Muchas veces dedicamos más tiempo y energía a pensar en un problema, real o
ficticio, que a resolverlo.
Vemos hoy entonces esta distinción del coaching: preocupación vs. ocupación.
La preocupación deriva de lo negativo; no aborda la solución del problema sino el miedo al fracaso, el miedo a que las cosas no salgan bien. La ocupación en cambio, deriva de lo positivo; es abordar la resolución de algún problema o la materialización de algún proyecto.
Cuando nos preocupamos, nos bloqueamos, nos estancamos y no permitimos que las cosas fluyan correctamente porque nuestra mente está trabajando en base al miedo, al estrés, a la inseguridad y ella queda fija en todas las imágenes que implican atrasos, complicaciones, fracaso, etc.
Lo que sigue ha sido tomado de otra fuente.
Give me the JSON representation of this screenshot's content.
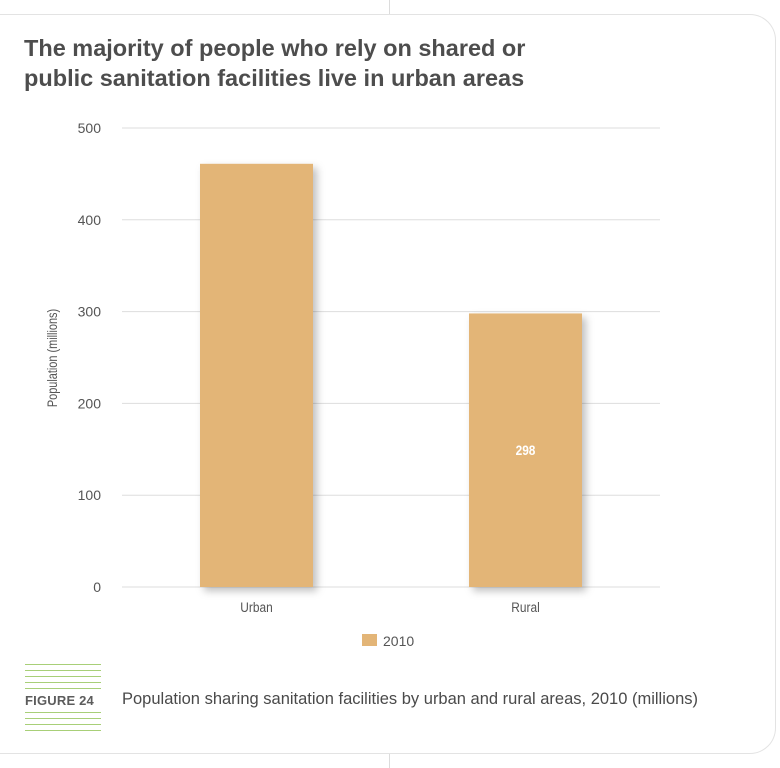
{
  "title_lines": [
    "The majority of people who rely on shared or",
    "public sanitation facilities live in urban areas"
  ],
  "figure": {
    "label": "FIGURE 24",
    "caption": "Population sharing sanitation facilities by urban and rural areas, 2010 (millions)"
  },
  "colors": {
    "bar": "#e3b577",
    "grid": "#dddddd",
    "text": "#4d4d4d",
    "accent_green": "#a8cf78"
  },
  "chart_data": {
    "type": "bar",
    "title": "",
    "xlabel": "",
    "ylabel": "Population (millions)",
    "categories": [
      "Urban",
      "Rural"
    ],
    "series": [
      {
        "name": "2010",
        "values": [
          461,
          298
        ],
        "data_labels": [
          "",
          "298"
        ]
      }
    ],
    "ylim": [
      0,
      500
    ],
    "yticks": [
      0,
      100,
      200,
      300,
      400,
      500
    ],
    "grid": true,
    "legend_position": "bottom"
  }
}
La preocupación nos absorbe tiempo y energía que le restamos a la construcción real de proyectos o soluciones.
La preocupación no sabe solucionar un problema, más bien crea el problema, porque la mayoría de las preocupaciones no se basan en la realidad, se basan en suposiciones que ni siquiera sabemos si ocurrirán alguna vez. Estamos anticipando problemas que muchas veces luego no se presentan.
Quien se ocupa, fluye, porque la mente esta puesta en la meta, en el éxito, en solucionar; no hay bloqueos porque no hay miedos, estrés, ansiedad o depresiones que detengan el proyecto. La ocupación es también la certeza de que se está procediendo de manera correcta.
Al ocuparnos construimos, ya sea una solución a un problema o una etapa de un proyecto, pero estamos construyendo.
Prestando atención, podremos notar cuando estamos preocupándonos en exceso, y dentro de un ciclo que lejos de tranquilizarnos, nos pone más nerviosos y preocupados. Llegados a ese punto, debemos salir de ese ciclo de la preocupación, separar el problema o conflicto en partes que podamos gestionar y poner manos a la obra. Así estaremos ocupándonos del tema, y resolviéndolo.
Si notas que pasas mucho tiempo preocupado y no avanzas en ningún sentido, puede que un Coach te ayude a encontrar acciones que te lleven a progresar.